A friend recently asked me how many blocks of road are in his ward. He wanted to know so that he could measure how many blocks of streets would have [...]
Screenshot 1: Showing how some streets are not being counted. There should be a yellow section of road between the two existing yellow road sections.
A friend recently asked me how many blocks of road are in his ward. He wanted to know so that he could measure how many blocks of streets would have an older style of street lighting after X number of blocks receive the new style of street lighting. For this project, I used two datasets from Chicago’s open data portal: street center lines and wards. The output data is not very accurate as there may be some overlap and some uncounted street segments; this is likely due to a shortcoming in my process. I will show you how to find the number of blocks per ward using QGIS (download Quantum GIS, a free program for all OSes).
Here’s how I did it
- Load in the two datasets. Wards and street center lines (zipped shapefiles). They are projected in EPSG:3435.
- Exclude several road classifications in the street center lines by querying only for
"CLASS" > '1' AND "CLASS" < '5'. The data dictionary for the road classifications is at the end. We don’t want the river, sidewalks, expressways, and any ramps to be included in the blocks per ward analysis. - Intersect. In QGIS, select Vector>Geoprocessing Tools>Intersect. The input vector layer is “Transportation” (the name of the street center lines dataset) and the intersect layer is “Wards”. Save the resulting shapefile as “streets intersect wards”. Click OK. This will take a while.
- Add the “streets intersect wards” shapefile to the table of contents.
- You’ll notice some of the issues with the resulting shapefile: missing street segments (see screenshot 1). What should QGIS do if a street is a ward boundary?
- Obtain street length information, part 1. Remove all the columns in the “streets intersect wards” shapefile that have something to do with geometry. These are now outdated and will confuse you when you add a geometry column generated by QGIS.
- Obtain street length information, part 2. With the “streets intersect wards” shapefile selected in the table of contents, select Vector>Geometry Tools>Export/Add geometry columns. Select “streets intersect wards” shapefile as your input layer, leave CRS as “Layer CRS” and save as new shapefile “streets intersect wards geom”.
- Add the “streets intersect wards geom” shapefile to the table of contents.
- You will see a new column at the end of the attribute table called LENGTH. Since the data is projected in EPSG:3435 (Illinois StatePlane NAD83 East Feet), the unit is feet.
- Simply export “streets intersect wards geom” to a CSV file and open the CSV file in a spreadsheet application. From there you can group the data by Ward number and add the street lengths together. (I thought it would be faster to do this in a database so I imported it into a localhost MySQL database and ran a simple query,
SELECT wardNum, sum(`chistreets_classes234`.`LENGTH`) as sum FROM chistreets_classes234 WHERE ward > 0 group by wardNum. I then exported this to a spreadsheet to convert feet to miles.)

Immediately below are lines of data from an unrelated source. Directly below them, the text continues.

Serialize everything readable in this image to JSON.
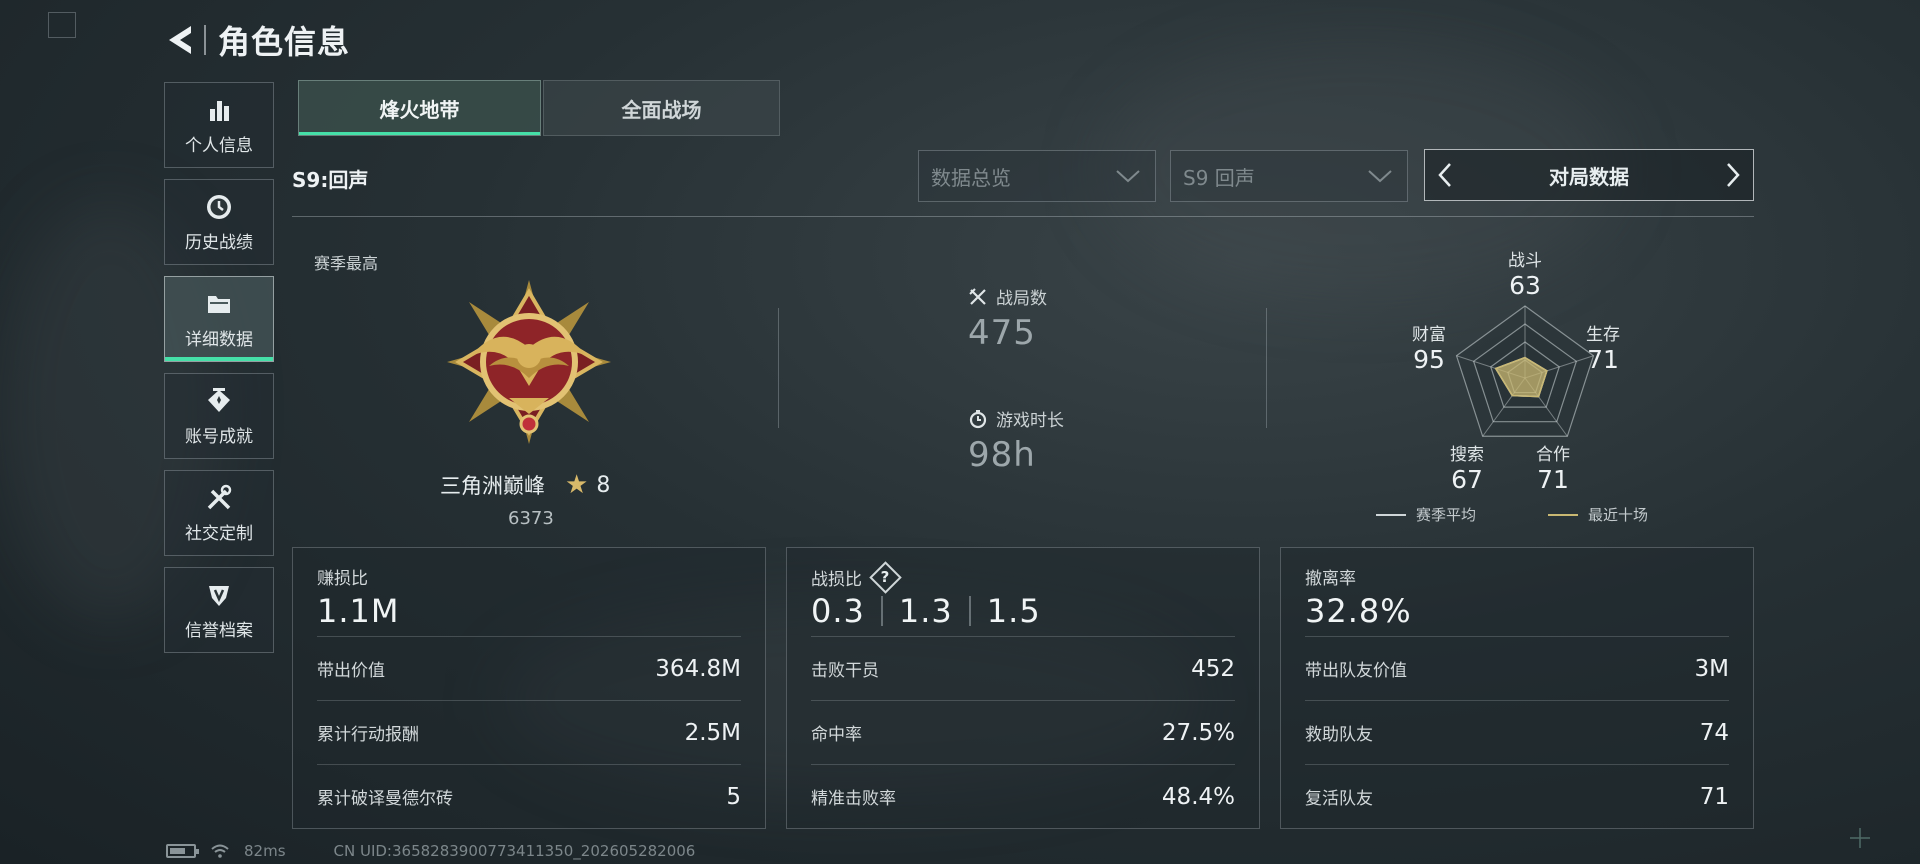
{
  "header": {
    "title": "角色信息",
    "back_icon": "back-arrow-icon"
  },
  "sidebar": {
    "items": [
      {
        "label": "个人信息",
        "icon": "bar-chart-icon",
        "active": false
      },
      {
        "label": "历史战绩",
        "icon": "clock-icon",
        "active": false
      },
      {
        "label": "详细数据",
        "icon": "folder-icon",
        "active": true
      },
      {
        "label": "账号成就",
        "icon": "trophy-icon",
        "active": false
      },
      {
        "label": "社交定制",
        "icon": "tools-icon",
        "active": false
      },
      {
        "label": "信誉档案",
        "icon": "shield-icon",
        "active": false
      }
    ]
  },
  "tabs": [
    {
      "label": "烽火地带",
      "active": true
    },
    {
      "label": "全面战场",
      "active": false
    }
  ],
  "filters": {
    "season": "S9:回声",
    "dropdown_overview": "数据总览",
    "dropdown_season": "S9 回声",
    "pager_label": "对局数据"
  },
  "season_best": {
    "label": "赛季最高",
    "rank_name": "三角洲巅峰",
    "stars": "8",
    "score": "6373"
  },
  "summary": {
    "matches_label": "战局数",
    "matches_value": "475",
    "playtime_label": "游戏时长",
    "playtime_value": "98h"
  },
  "radar": {
    "axes": [
      {
        "name": "战斗",
        "value": "63"
      },
      {
        "name": "生存",
        "value": "71"
      },
      {
        "name": "合作",
        "value": "71"
      },
      {
        "name": "搜索",
        "value": "67"
      },
      {
        "name": "财富",
        "value": "95"
      }
    ],
    "legend_season_avg": "赛季平均",
    "legend_recent": "最近十场",
    "season_avg_color": "#cfd6d8",
    "recent_color": "#c9b872"
  },
  "cards": {
    "profit": {
      "title": "赚损比",
      "value": "1.1M",
      "rows": [
        {
          "label": "带出价值",
          "value": "364.8M"
        },
        {
          "label": "累计行动报酬",
          "value": "2.5M"
        },
        {
          "label": "累计破译曼德尔砖",
          "value": "5"
        }
      ]
    },
    "kd": {
      "title": "战损比",
      "help": "?",
      "values": [
        "0.3",
        "1.3",
        "1.5"
      ],
      "rows": [
        {
          "label": "击败干员",
          "value": "452"
        },
        {
          "label": "命中率",
          "value": "27.5%"
        },
        {
          "label": "精准击败率",
          "value": "48.4%"
        }
      ]
    },
    "extract": {
      "title": "撤离率",
      "value": "32.8%",
      "rows": [
        {
          "label": "带出队友价值",
          "value": "3M"
        },
        {
          "label": "救助队友",
          "value": "74"
        },
        {
          "label": "复活队友",
          "value": "71"
        }
      ]
    }
  },
  "footer": {
    "ping": "82ms",
    "uid": "CN UID:3658283900773411350_202605282006"
  },
  "colors": {
    "accent": "#45e0a8"
  }
}
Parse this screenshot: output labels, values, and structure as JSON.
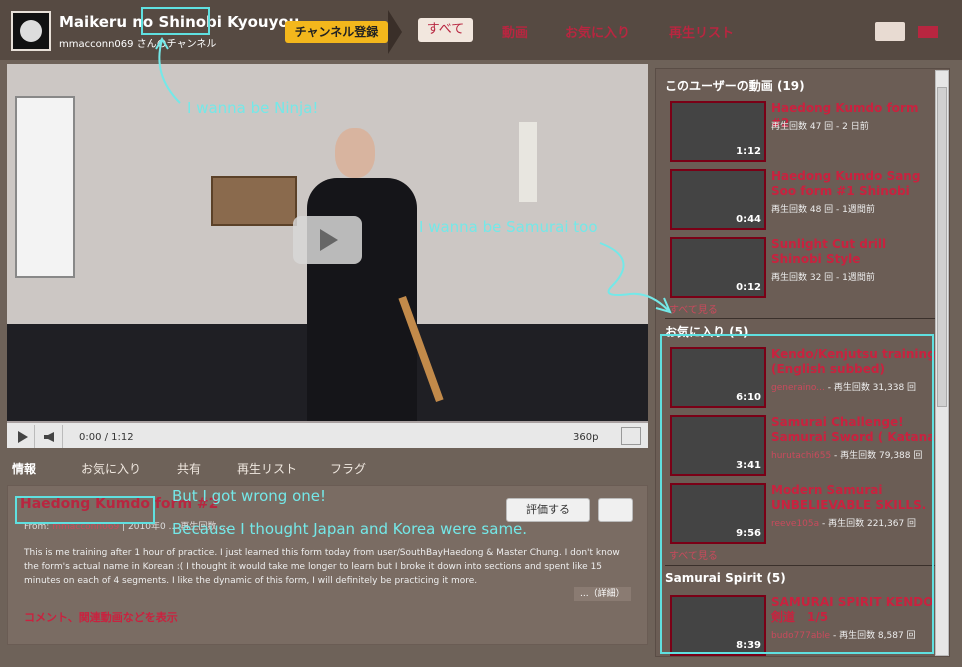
{
  "header": {
    "channel_title": "Maikeru no Shinobi Kyouyou",
    "channel_sub": "mmacconn069 さんのチャンネル",
    "subscribe_label": "チャンネル登録",
    "tabs": [
      "すべて",
      "動画",
      "お気に入り",
      "再生リスト"
    ]
  },
  "player": {
    "time": "0:00 / 1:12",
    "quality": "360p"
  },
  "subtabs": [
    "情報",
    "お気に入り",
    "共有",
    "再生リスト",
    "フラグ"
  ],
  "video_info": {
    "title": "Haedong Kumdo form #2",
    "from_label": "From:",
    "author": "mmacconn069",
    "date_views": "| 2010年0 … 再生回数 …",
    "description": "This is me training after 1 hour of practice. I just learned this form today from user/SouthBayHaedong & Master Chung. I don't know the form's actual name in Korean :( I thought it would take me longer to learn but I broke it down into sections and spent like 15 minutes on each of 4 segments. I like the dynamic of this form, I will definitely be practicing it more.",
    "more_label": "...（詳細）",
    "comments_label": "コメント、関連動画などを表示",
    "rate_label": "評価する"
  },
  "sidebar": {
    "sections": [
      {
        "header": "このユーザーの動画 (19)",
        "items": [
          {
            "title": "Haedong Kumdo form #2",
            "meta": "再生回数 47 回 - 2 日前",
            "author": "",
            "dur": "1:12"
          },
          {
            "title": "Haedong Kumdo Sang Soo form #1 Shinobi",
            "meta": "再生回数 48 回 - 1週間前",
            "author": "",
            "dur": "0:44"
          },
          {
            "title": "Sunlight Cut drill Shinobi Style",
            "meta": "再生回数 32 回 - 1週間前",
            "author": "",
            "dur": "0:12"
          }
        ],
        "see_all": "すべて見る"
      },
      {
        "header": "お気に入り (5)",
        "items": [
          {
            "title": "Kendo/Kenjutsu training (English subbed)",
            "meta": " - 再生回数 31,338 回",
            "author": "generaino...",
            "dur": "6:10"
          },
          {
            "title": "Samurai Challenge! Samurai Sword ( Katana",
            "meta": " - 再生回数 79,388 回",
            "author": "hurutachi655",
            "dur": "3:41"
          },
          {
            "title": "Modern Samurai UNBELIEVABLE SKILLS.",
            "meta": " - 再生回数 221,367 回",
            "author": "reeve105a",
            "dur": "9:56"
          }
        ],
        "see_all": "すべて見る"
      },
      {
        "header": "Samurai Spirit (5)",
        "items": [
          {
            "title": "SAMURAI SPIRIT KENDO 剣道　1/5",
            "meta": " - 再生回数 8,587 回",
            "author": "budo777able",
            "dur": "8:39"
          }
        ]
      }
    ]
  },
  "annotations": {
    "ninja": "I wanna be Ninja!",
    "samurai": "I wanna be Samurai  too",
    "wrong": "But I got wrong one!",
    "because": "Because I thought Japan and Korea were same."
  }
}
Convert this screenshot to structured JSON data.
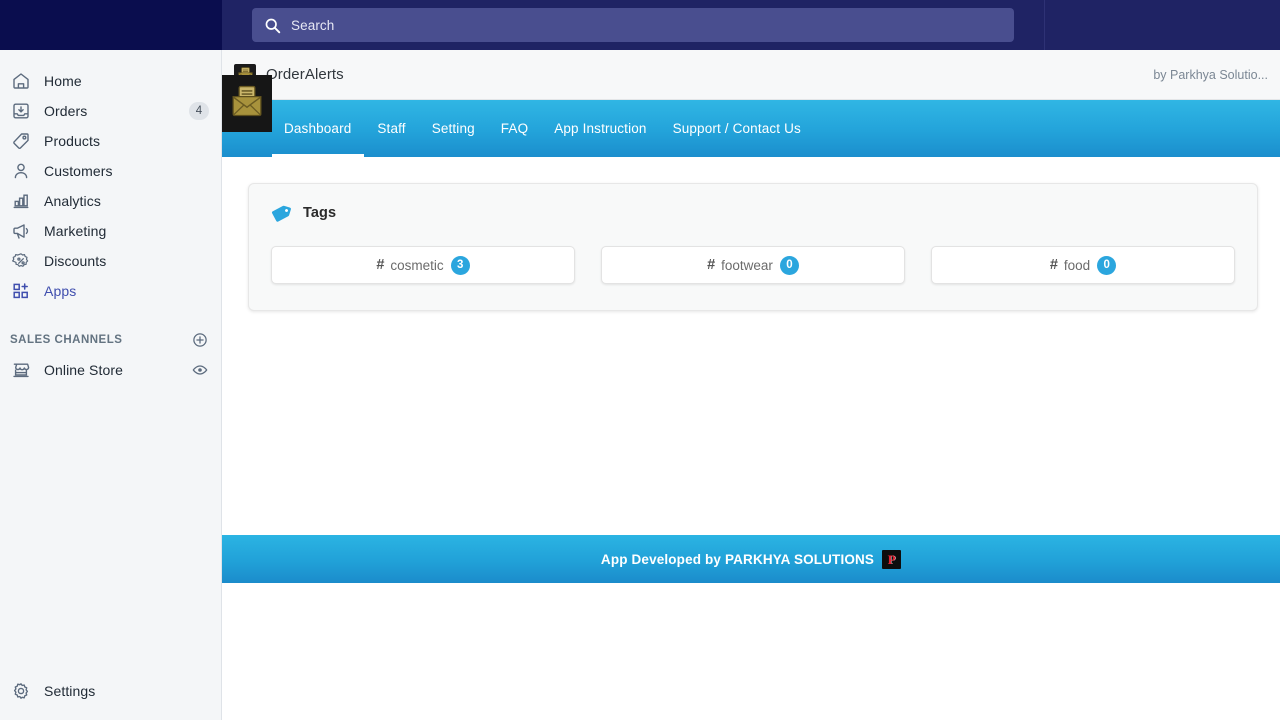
{
  "topbar": {
    "search": {
      "placeholder": "Search",
      "icon": "search-icon"
    }
  },
  "sidebar": {
    "items": [
      {
        "label": "Home",
        "icon": "home-icon",
        "badge": "",
        "active": false
      },
      {
        "label": "Orders",
        "icon": "orders-icon",
        "badge": "4",
        "active": false
      },
      {
        "label": "Products",
        "icon": "products-icon",
        "badge": "",
        "active": false
      },
      {
        "label": "Customers",
        "icon": "customers-icon",
        "badge": "",
        "active": false
      },
      {
        "label": "Analytics",
        "icon": "analytics-icon",
        "badge": "",
        "active": false
      },
      {
        "label": "Marketing",
        "icon": "marketing-icon",
        "badge": "",
        "active": false
      },
      {
        "label": "Discounts",
        "icon": "discounts-icon",
        "badge": "",
        "active": false
      },
      {
        "label": "Apps",
        "icon": "apps-icon",
        "badge": "",
        "active": true
      }
    ],
    "sales_channels": {
      "title": "SALES CHANNELS",
      "add_icon": "plus-circle-icon",
      "items": [
        {
          "label": "Online Store",
          "icon": "store-icon",
          "action_icon": "eye-icon"
        }
      ]
    },
    "settings": {
      "label": "Settings",
      "icon": "gear-icon"
    }
  },
  "app_header": {
    "title": "OrderAlerts",
    "logo_icon": "envelope-document-icon",
    "developer": "by Parkhya Solutio..."
  },
  "navbar": {
    "logo_icon": "envelope-document-icon",
    "tabs": [
      {
        "label": "Dashboard",
        "active": true
      },
      {
        "label": "Staff",
        "active": false
      },
      {
        "label": "Setting",
        "active": false
      },
      {
        "label": "FAQ",
        "active": false
      },
      {
        "label": "App Instruction",
        "active": false
      },
      {
        "label": "Support / Contact Us",
        "active": false
      }
    ]
  },
  "tags_card": {
    "title": "Tags",
    "icon": "tag-icon",
    "chips": [
      {
        "hash": "#",
        "name": "cosmetic",
        "count": "3"
      },
      {
        "hash": "#",
        "name": "footwear",
        "count": "0"
      },
      {
        "hash": "#",
        "name": "food",
        "count": "0"
      }
    ]
  },
  "footer": {
    "text": "App Developed by PARKHYA SOLUTIONS",
    "logo_letter": "P"
  },
  "colors": {
    "topbar_bg": "#1f2364",
    "topbar_left_bg": "#0a0d4e",
    "search_bg": "#494e8f",
    "sidebar_bg": "#f4f6f8",
    "accent_blue": "#2ba6de",
    "nav_gradient_top": "#30b6e4",
    "nav_gradient_bottom": "#1b8ecd",
    "active_link": "#3f4eae",
    "logo_gold": "#b09b40"
  }
}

Because of the errors described in step 5, you shouldn’t use this analysis for any application where accuracy is important. There are road lengths missing in the output dataset (table with street lengths summed by ward) and I cannot tell if the inaccuracy is equally distributed.
ward | length (feet) | length (miles) | percentage of total |
|---|---|---|---|
| 1 | 345807.34 | 65.49 | 1.61% |
| 2 | 604081.37 | 114.41 | 2.81% |
| 3 | 471370.83 | 89.27 | 2.19% |
| 4 | 312105.07 | 59.11 | 1.45% |
| 5 | 376239.82 | 71.26 | 1.75% |
| 6 | 519319.58 | 98.36 | 2.41% |
| 7 | 397117.42 | 75.21 | 1.84% |
| 8 | 567918.60 | 107.56 | 2.64% |
| 9 | 569327.91 | 107.83 | 2.64% |
| 10 | 707862.60 | 134.06 | 3.29% |
| 11 | 515253.87 | 97.59 | 2.39% |
| 12 | 324479.13 | 61.45 | 1.51% |
| 13 | 547089.99 | 103.62 | 2.54% |
| 14 | 423481.79 | 80.20 | 1.97% |
| 15 | 344489.48 | 65.24 | 1.60% |
| 16 | 406311.44 | 76.95 | 1.89% |
| 17 | 424330.35 | 80.37 | 1.97% |
| 18 | 641569.81 | 121.51 | 2.98% |
| 19 | 735446.82 | 139.29 | 3.42% |
| 20 | 408400.76 | 77.35 | 1.90% |
| 21 | 589133.47 | 111.58 | 2.74% |
| 22 | 256745.36 | 48.63 | 1.19% |
| 23 | 641993.49 | 121.59 | 2.98% |
| 24 | 466948.11 | 88.44 | 2.17% |
| 25 | 361496.49 | 68.47 | 1.68% |
| 26 | 317806.79 | 60.19 | 1.48% |
| 27 | 547926.69 | 103.77 | 2.55% |
| 28 | 474052.26 | 89.78 | 2.20% |
| 29 | 363815.99 | 68.90 | 1.69% |
| 30 | 333088.81 | 63.09 | 1.55% |
| 31 | 347433.71 | 65.80 | 1.61% |
| 32 | 463078.13 | 87.70 | 2.15% |
| 33 | 265877.43 | 50.36 | 1.24% |
| 34 | 634497.64 | 120.17 | 2.95% |
| 35 | 306321.07 | 58.02 | 1.42% |
| 36 | 580915.90 | 110.02 | 2.70% |
| 37 | 350384.22 | 66.36 | 1.63% |
| 38 | 483220.50 | 91.52 | 2.24% |
| 39 | 430503.69 | 81.53 | 2.00% |
| 40 | 328572.83 | 62.23 | 1.53% |
| 41 | 812461.39 | 153.88 | 3.77% |
| 42 | 294048.02 | 55.69 | 1.37% |
| 43 | 233469.28 | 44.22 | 1.08% |
| 44 | 201064.67 | 38.08 | 0.93% |
| 45 | 598401.70 | 113.33 | 2.78% |
| 46 | 150713.42 | 28.54 | 0.70% |
| 47 | 372284.88 | 70.51 | 1.73% |
| 48 | 154459.21 | 29.25 | 0.72% |
| 49 | 179128.45 | 33.93 | 0.83% |
| 50 | 344845.36 | 65.31 | 1.60% |
| total | 21526692.94 | 4,077.03 | 100.00% |
Wards 19 (south side) and 41 (Norwood Park, including O’Hare airport) have the highest portion of street length in the city.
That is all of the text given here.